Describe your life prior to diagnosis:
I struggled with symptoms for my entire life before diagnosis. At a very young age, I received intravenous iron infusions to treat my anemia. I was a very active kid who loved to play sports, be outdoors and perform self-written music, but once I reached the age of 10, a big shift started. My desire to compete and keep up with my peers took a sharp decline when I was hit with an enormous amount of fatigue that only seemed to get worse as I got older. Anxiety became a good friend of mine, slowly emerging into a panic disorder which hindered every aspect of my life.
For nine years, my doctor said that all of my symptoms were due to my anemia and a predisposition to mental health issues. Psychiatric medications gave me virtually no relief. I had terrible brain fog, and by the time I entered high school, I complained of joint pain and exhaustion every day. Not knowing any better, the people who surrounded me assumed I was just a lazy teenager with too much on their plate, and despite asking my doctor for guidance, their only advice was to “do better.”
How did you come to know (or suspect) that you have celiac disease?

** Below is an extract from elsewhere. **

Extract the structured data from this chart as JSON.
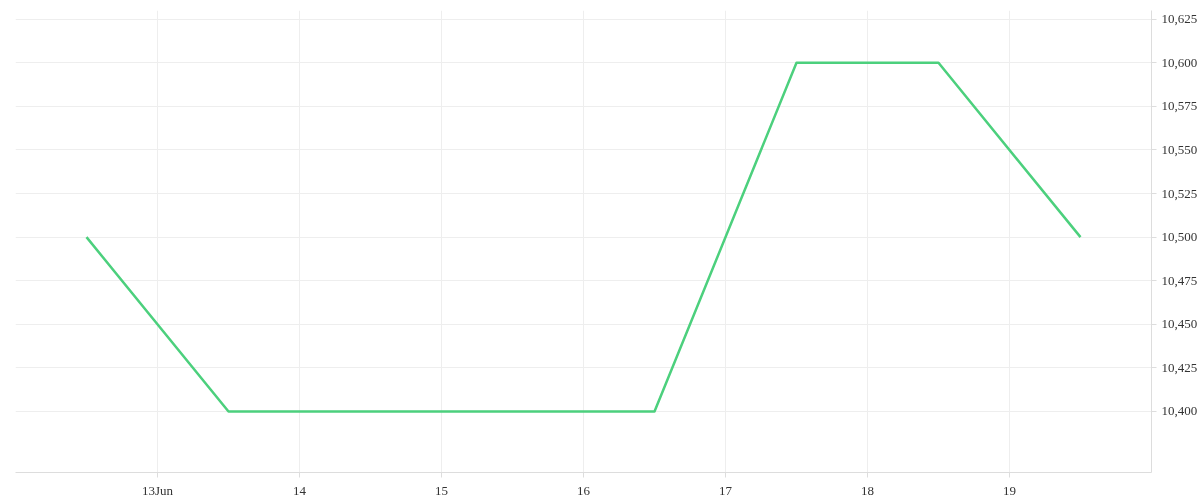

Just before graduating high school, I started having gastrointestinal symptoms, which I chalked up to my anxiety. I became a completely unrecognizable person during the end of my senior year and my first semester of college. Truthfully, I saw no purpose in life while enduring such pain that no one believed was truly there. A breaking point came in April of 2021, where I lost 25 pounds from my already thin stature. I couldn’t leave my house without fainting or drifting into a state of panic and confusion. I hated all of the things I used to love, and started researching alternatives to pursuing a college degree.
If you were diagnosed, who made the diagnosis?
I made a pleading call to my pediatrician’s office where I made an appointment with Dr. Karen Maule, MD who I had never met. I mention her full name because for the first time in my life, I walked into an office where my complaints were taken seriously. I would not be here without Dr. Maule’s diligence. She rushed a full panel of bloodwork and called me the following morning, explaining that my IgA-tTG test came back astronomically high. An immediate endoscopy confirmed that I had celiac disease.
How long did it take for you to get diagnosed since your first symptoms and what (if any) challenges did you face along the way?
I almost lost my life to CD after being misdiagnosed for nearly my entire life. I’m now 20 years old and received my diagnosis just over a year ago. The challenges that I faced, other than those that I’ve already spoken about, could go on for a lifetime. Instead of dwelling on them, I try my best to focus on the progress I have made and the things I have yet to accomplish on my journey of recovery.
Do you believe anything could have sped up your diagnosis? If so, please explain:
My diagnosis would have been much more timely if I had been taken seriously by other doctors. I think that being a teenager was to my disadvantage, as it was easy for people to blame my symptoms on puberty and stress. I hope that my story can help other young people understand that they know their bodies the best, and that they should always trust their instincts. Just because you’re young does NOT mean that you cannot advocate for yourself.
Describe your experience with living with celiac disease:
My journey does not stop at diagnosis. Living with CD is a much harder obstacle than I could have ever imagined, and my road to recovery will be long and strenuous. But I can now see myself having a fulfilled life. My family and friends have been the greatest support system who are always asking questions and learning with me as I navigate this new life. Working as an intern with Beyond Celiac has taught me a tremendous amount about CD, how to support yourself and where to find the best resources for guidance.
Is there anything else you’d like to add to your story?
There is so much more to be done for the CD community. This autoimmune disease must be recognized as such and not as a “wheat allergy,” which is what I thought of it as for my entire life before being diagnosed. By sharing my story, I do not seek sympathy or expect complete comprehension from all who read this. But I do hope that someone out there can learn from what I have been through, and that my fight towards a healthy life can pioneer a movement for others who have similar stories.